Il ne veut pas non plus trop s’étendre sur les allégations d’ingérence de la Chine dans la dernière campagne électorale. Au début du mois de juin, l’ex-chef conservateur Erin O’Toole a dit que son parti pourrait avoir perdu huit ou neuf sièges en raison des actions de Pékin. Et il y a quelques jours, La Presse Canadienne rapportait que des activités suspicieuses du Parti communiste ont été observées sur le réseau social chinois Douyin.

« Nous ne commentons jamais sur les enquêtes que nous pouvons avoir lancées ou pas. Mais plus généralement, je dirai que le Canada, comme bien d’autres pays, n’est pas à l’abri de tentatives par des pays ayant des vues différentes de [faire de l’ingérence] au Canada – et les gens qui pensent qu’on est à l’abri sont dans l’erreur », indique-t-il.

Protection des renseignements personnels

Avant de finir ses boîtes, Yves Côté (re)donne un devoir aux partis fédéraux : procéder à une réforme de la manière dont ils gèrent les renseignements personnels.

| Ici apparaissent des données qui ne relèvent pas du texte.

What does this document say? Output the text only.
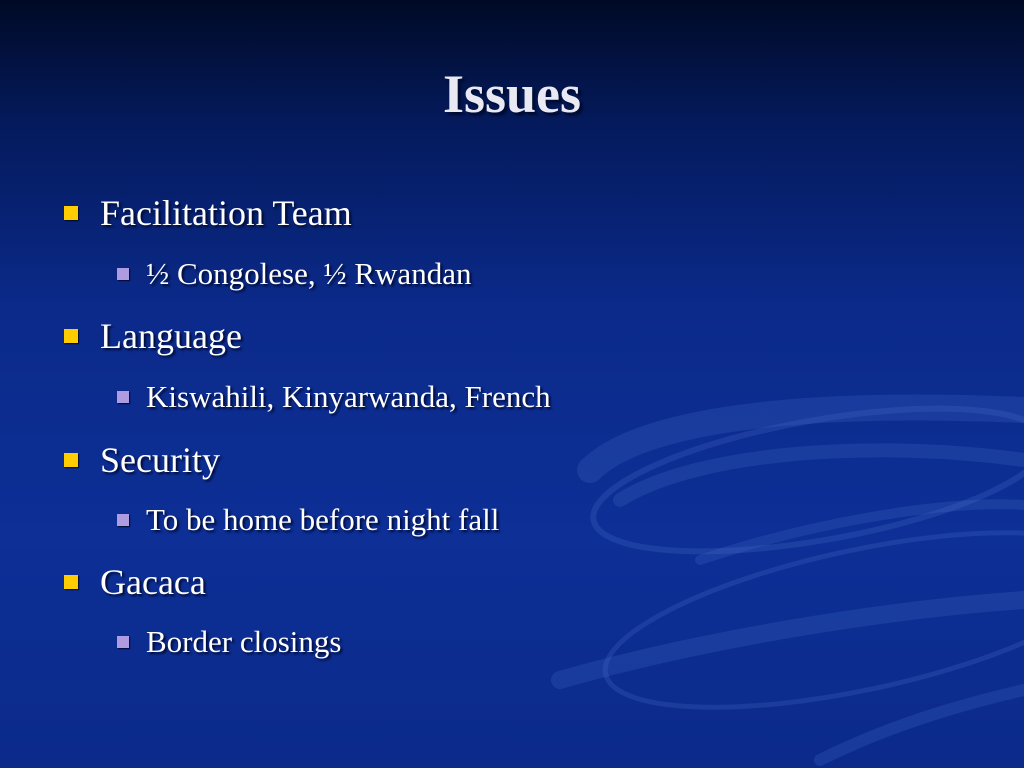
Issues
Facilitation Team
½ Congolese, ½ Rwandan
Language
Kiswahili, Kinyarwanda, French
Security
To be home before night fall
Gacaca
Border closings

À l’heure actuelle, même si les formations doivent élaborer une politique à ce sujet, rien dans la Loi électorale du Canada ne dit quel type de protection elles doivent offrir – une situation que dénoncent depuis des années le commissaire, l’ancien commissaire à la protection de la vie privée Daniel Therrien et le DGE du Canada, Stéphane Perrault.

« Il est temps que le Parlement agisse. Si vous voulez que les Canadiens maintiennent leur confiance dans les partis politiques, dans la manière dont ça se passe, un des gestes que vous pourriez, devriez poser est de répondre à leurs attentes et adopter un régime minimalement contraignant », souligne Yves Côté.

En août, il cédera sa place à Caroline Simard, anciennement au Conseil de la radiodiffusion et des télécommunications canadiennes.